The interpretation and units problem, ie the lack of an easily intuitive answer, is precisely why quants/econometricians etc. tend to shy away from talking too much about covariances [even if they are absolutely necessary; and frequently used]. Thus if anything involving covariances has to interpreted, let alone explained, the default is usually to express it in terms of correlation, which does have intuitive units: bounded [-1,1] with 0 = independence, etc.
Cor(1,2) = Cov(1,2) / ( sd(1) * sd(2) )
Cov(1,2) = Cor(1,2) * sd(1) * sd(2)
So the "units" here is a product blend of three measures, each with their own units: two volatilities and a bounded measure of association. As such, they exist but lack an intuitive explanation.
The closest one can do is to express the covariance as a marginal change in portfolio variance per unit change in the product of Weights 1 & 2. Which remains inelegant in the extreme, to be polite ;-)
Recall also that the traditional OLS beta can be expressed as:
Beta(1|2) = Cov(1,2) / Var(2) = E(d1) / d2
E(d1) = Cov(1,2) * d2/Var(2)
So a change of +1 in Asset2 has a +0.1 divided by its variance effect on Asset1. Which is the same as saying that a +1 sigma move in Asset2 has a 0.1 divided by its standard deviation on Asset1. Which is the same as saying (where Z=1 is a 1 sigma shock):
d1/d2 = Cov(1,2) / Var(2)
d1/z2 = Cov(1,2) / SD(2)
z1/z2 = Cov(1,2) / (SD(1) * SD(2)) = Cor(1,2)!
So the way to make the kind of statement you try to make above intuitive remains to translate your covariances into (intuitive) unitless correlations. A one sigma move in either 1 or 2 will have a marginal Cor(1,2) sigma effect on the other.

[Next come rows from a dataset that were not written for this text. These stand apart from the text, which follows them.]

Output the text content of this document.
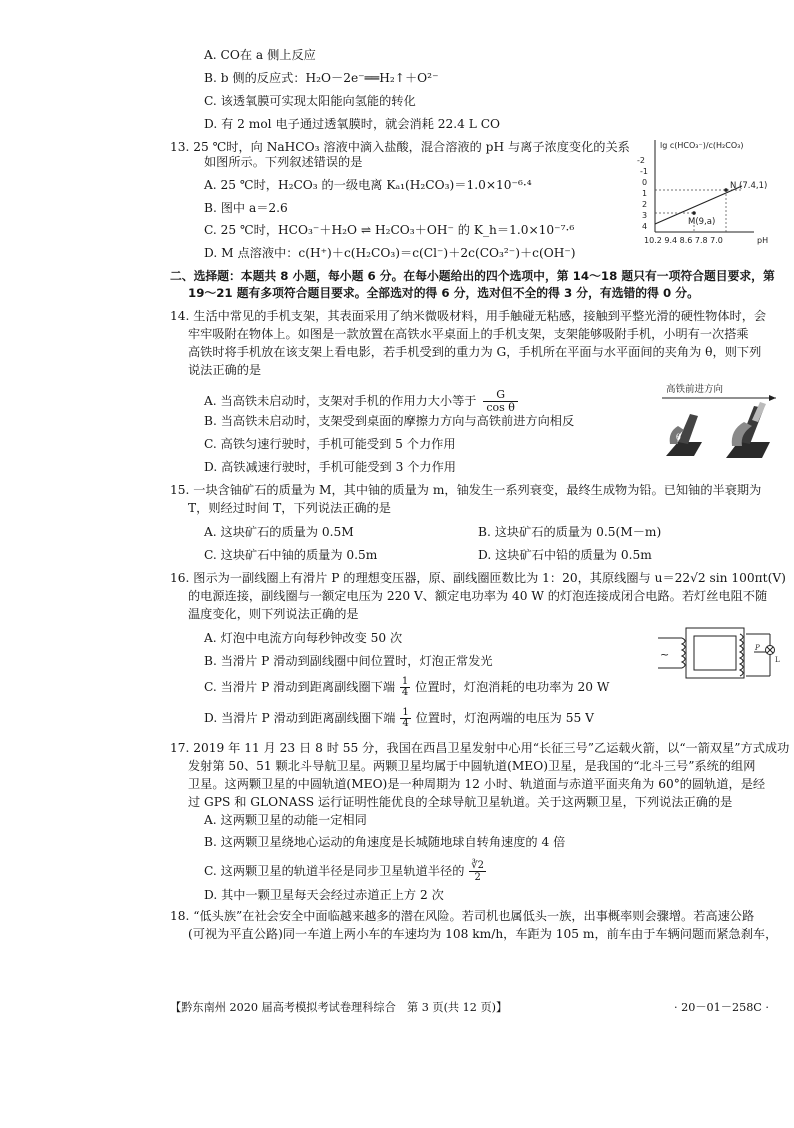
A. CO在 a 侧上反应
B. b 侧的反应式：H₂O－2e⁻══H₂↑＋O²⁻
C. 该透氧膜可实现太阳能向氢能的转化
D. 有 2 mol 电子通过透氧膜时，就会消耗 22.4 L CO
13. 25 ℃时，向 NaHCO₃ 溶液中滴入盐酸，混合溶液的 pH 与离子浓度变化的关系
如图所示。下列叙述错误的是
A. 25 ℃时，H₂CO₃ 的一级电离 Kₐ₁(H₂CO₃)＝1.0×10⁻⁶·⁴
B. 图中 a＝2.6
C. 25 ℃时，HCO₃⁻＋H₂O ⇌ H₂CO₃＋OH⁻ 的 K_h＝1.0×10⁻⁷·⁶
D. M 点溶液中：c(H⁺)＋c(H₂CO₃)＝c(Cl⁻)＋2c(CO₃²⁻)＋c(OH⁻)
lg c(HCO₃⁻)/c(H₂CO₃)
-2
-1
0
1
2
3
4
N (7.4,1)
M(9,a)
10.2 9.4 8.6 7.8 7.0	pH
二、选择题：本题共 8 小题，每小题 6 分。在每小题给出的四个选项中，第 14～18 题只有一项符合题目要求，第
19～21 题有多项符合题目要求。全部选对的得 6 分，选对但不全的得 3 分，有选错的得 0 分。
14. 生活中常见的手机支架，其表面采用了纳米微吸材料，用手触碰无粘感，接触到平整光滑的硬性物体时，会
牢牢吸附在物体上。如图是一款放置在高铁水平桌面上的手机支架，支架能够吸附手机，小明有一次搭乘
高铁时将手机放在该支架上看电影，若手机受到的重力为 G，手机所在平面与水平面间的夹角为 θ，则下列
说法正确的是
A. 当高铁未启动时，支架对手机的作用力大小等于 $\frac{G}{\text{cos θ}}$
B. 当高铁未启动时，支架受到桌面的摩擦力方向与高铁前进方向相反
C. 高铁匀速行驶时，手机可能受到 5 个力作用
D. 高铁减速行驶时，手机可能受到 3 个力作用
高铁前进方向
θ
15. 一块含铀矿石的质量为 M，其中铀的质量为 m，铀发生一系列衰变，最终生成物为铅。已知铀的半衰期为
T，则经过时间 T，下列说法正确的是
A. 这块矿石的质量为 0.5M	B. 这块矿石的质量为 0.5(M－m)
C. 这块矿石中铀的质量为 0.5m	D. 这块矿石中铅的质量为 0.5m
16. 图示为一副线圈上有滑片 P 的理想变压器，原、副线圈匝数比为 1：20，其原线圈与 u＝22√2 sin 100πt(V)
的电源连接，副线圈与一额定电压为 220 V、额定电功率为 40 W 的灯泡连接成闭合电路。若灯丝电阻不随
温度变化，则下列说法正确的是
A. 灯泡中电流方向每秒钟改变 50 次
B. 当滑片 P 滑动到副线圈中间位置时，灯泡正常发光
C. 当滑片 P 滑动到距离副线圈下端 $\frac{1}{4}$ 位置时，灯泡消耗的电功率为 20 W
D. 当滑片 P 滑动到距离副线圈下端 $\frac{1}{4}$ 位置时，灯泡两端的电压为 55 V
~	P
L
17. 2019 年 11 月 23 日 8 时 55 分，我国在西昌卫星发射中心用“长征三号”乙运载火箭，以“一箭双星”方式成功
发射第 50、51 颗北斗导航卫星。两颗卫星均属于中圆轨道(MEO)卫星，是我国的“北斗三号”系统的组网
卫星。这两颗卫星的中圆轨道(MEO)是一种周期为 12 小时、轨道面与赤道平面夹角为 60°的圆轨道，是经
过 GPS 和 GLONASS 运行证明性能优良的全球导航卫星轨道。关于这两颗卫星，下列说法正确的是
A. 这两颗卫星的动能一定相同
B. 这两颗卫星绕地心运动的角速度是长城随地球自转角速度的 4 倍
C. 这两颗卫星的轨道半径是同步卫星轨道半径的 $\frac{∛2}{2}$
D. 其中一颗卫星每天会经过赤道正上方 2 次
18. “低头族”在社会安全中面临越来越多的潜在风险。若司机也属低头一族，出事概率则会骤增。若高速公路
(可视为平直公路)同一车道上两小车的车速均为 108 km/h，车距为 105 m，前车由于车辆问题而紧急刹车，
【黔东南州 2020 届高考模拟考试卷理科综合　第 3 页(共 12 页)】	· 20－01－258C ·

However you approach this, you always need to process the covariance via an additional metric (with its own units, whether absolute returns, vol-adjusted returns, or weights) to generate any intuitive explanatory outcome here. The traditional w.Cov.w formulation is efficient for predicting portfolio risk; but when it comes to interpretation and explanation, it fails big time. Which is why publications inevitably show the associated correlation matrices in preference. The two will always give you the same outputs/forecasts; with the choice between the two ultimately a question of prediction vs interpretation (ie presentational in nature).